The lake is located at the western edge of the Krai. The nearest inhabited place is Nevodnoye, 1 km to the north of the northern end. Mikhaylovskoye, the district capital, lies 33 km to the ESE.

==History==
Salt from the lake has been extracted on a small scale since 1772. The mud of Gornostalevo has been used by local people for medicinal purposes since old times. The lake first appeared on a map in 1830.

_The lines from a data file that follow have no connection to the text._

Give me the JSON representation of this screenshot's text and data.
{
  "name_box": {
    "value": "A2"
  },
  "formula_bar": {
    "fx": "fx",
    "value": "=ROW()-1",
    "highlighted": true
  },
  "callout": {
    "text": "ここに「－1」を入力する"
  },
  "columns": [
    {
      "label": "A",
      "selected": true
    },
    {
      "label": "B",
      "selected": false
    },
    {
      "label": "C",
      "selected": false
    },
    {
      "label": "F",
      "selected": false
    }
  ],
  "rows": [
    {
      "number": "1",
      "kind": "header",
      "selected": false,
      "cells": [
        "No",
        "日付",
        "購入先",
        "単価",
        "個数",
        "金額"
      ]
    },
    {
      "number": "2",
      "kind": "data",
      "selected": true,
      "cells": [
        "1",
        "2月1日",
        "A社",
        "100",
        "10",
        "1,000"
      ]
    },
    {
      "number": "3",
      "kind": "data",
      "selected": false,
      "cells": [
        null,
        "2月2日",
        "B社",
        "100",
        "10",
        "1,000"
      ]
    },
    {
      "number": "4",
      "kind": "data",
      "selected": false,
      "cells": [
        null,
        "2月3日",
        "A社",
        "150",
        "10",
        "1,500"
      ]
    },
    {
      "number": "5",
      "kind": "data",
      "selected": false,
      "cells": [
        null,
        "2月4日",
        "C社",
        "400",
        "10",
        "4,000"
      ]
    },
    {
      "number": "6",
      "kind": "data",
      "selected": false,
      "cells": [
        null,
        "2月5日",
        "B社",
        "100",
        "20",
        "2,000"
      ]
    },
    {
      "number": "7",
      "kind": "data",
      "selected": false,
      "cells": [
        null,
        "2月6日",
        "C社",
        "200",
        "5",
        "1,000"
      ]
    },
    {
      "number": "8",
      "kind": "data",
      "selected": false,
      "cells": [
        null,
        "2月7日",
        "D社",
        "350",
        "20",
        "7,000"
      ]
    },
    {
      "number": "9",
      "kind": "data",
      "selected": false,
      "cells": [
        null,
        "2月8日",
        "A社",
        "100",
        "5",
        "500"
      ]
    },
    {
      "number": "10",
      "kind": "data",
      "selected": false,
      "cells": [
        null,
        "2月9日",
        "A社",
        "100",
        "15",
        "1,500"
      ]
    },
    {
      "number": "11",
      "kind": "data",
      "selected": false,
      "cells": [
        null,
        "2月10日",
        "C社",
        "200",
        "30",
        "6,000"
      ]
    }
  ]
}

Gornostalevo was finally surveyed by Irkutsk University scholar Klavdiy Nikolaevich Mirotvortsev (1880—1950) during his 1911 exploration of the Kulunda Steppe lakes on behalf of V.P. Mikhailov, the head of the Altai Mining District. The results of the survey were published in the document “Salt Lakes and Salt Industry in the Altai District”. About Gornostalevo Mirotvortsev observed:
“Lake Gornostalevo is located near Nevodnaya, 35 miles from the Borovoye Lakes. The soil on the shore is sandy, and in the lake itself it is silty and thin. The salt is of good quality...”

==Geography==
Located in the Kulunda Plain, Gornostalevo has a roughly triangular shape, stretching roughly from north to south for approximately 6 km.The southwestern corner of the lake is only 500 m to the east of the Russia-Kazakhstan border. The water is saline with a 99.693% of sodium chloride, 0.195% of sodium sulphate,
and 0.0005% of magnesium sulphate.

Lake Petukhovskoye lies 17 km to the north, pink lake Malinovoye 40 km to the southeast, Dunay 18 km to the ENE, Kurichye 29 km to the NNE and Bargana 23 km to the southwest, beyond the border in Kazakhstan.

==Flora and fauna==
The lake is surrounded by forest steppe.
Artemia salina crustaceans inhabit the waters of lake Gornostalevo. These are harvested and sold by locals.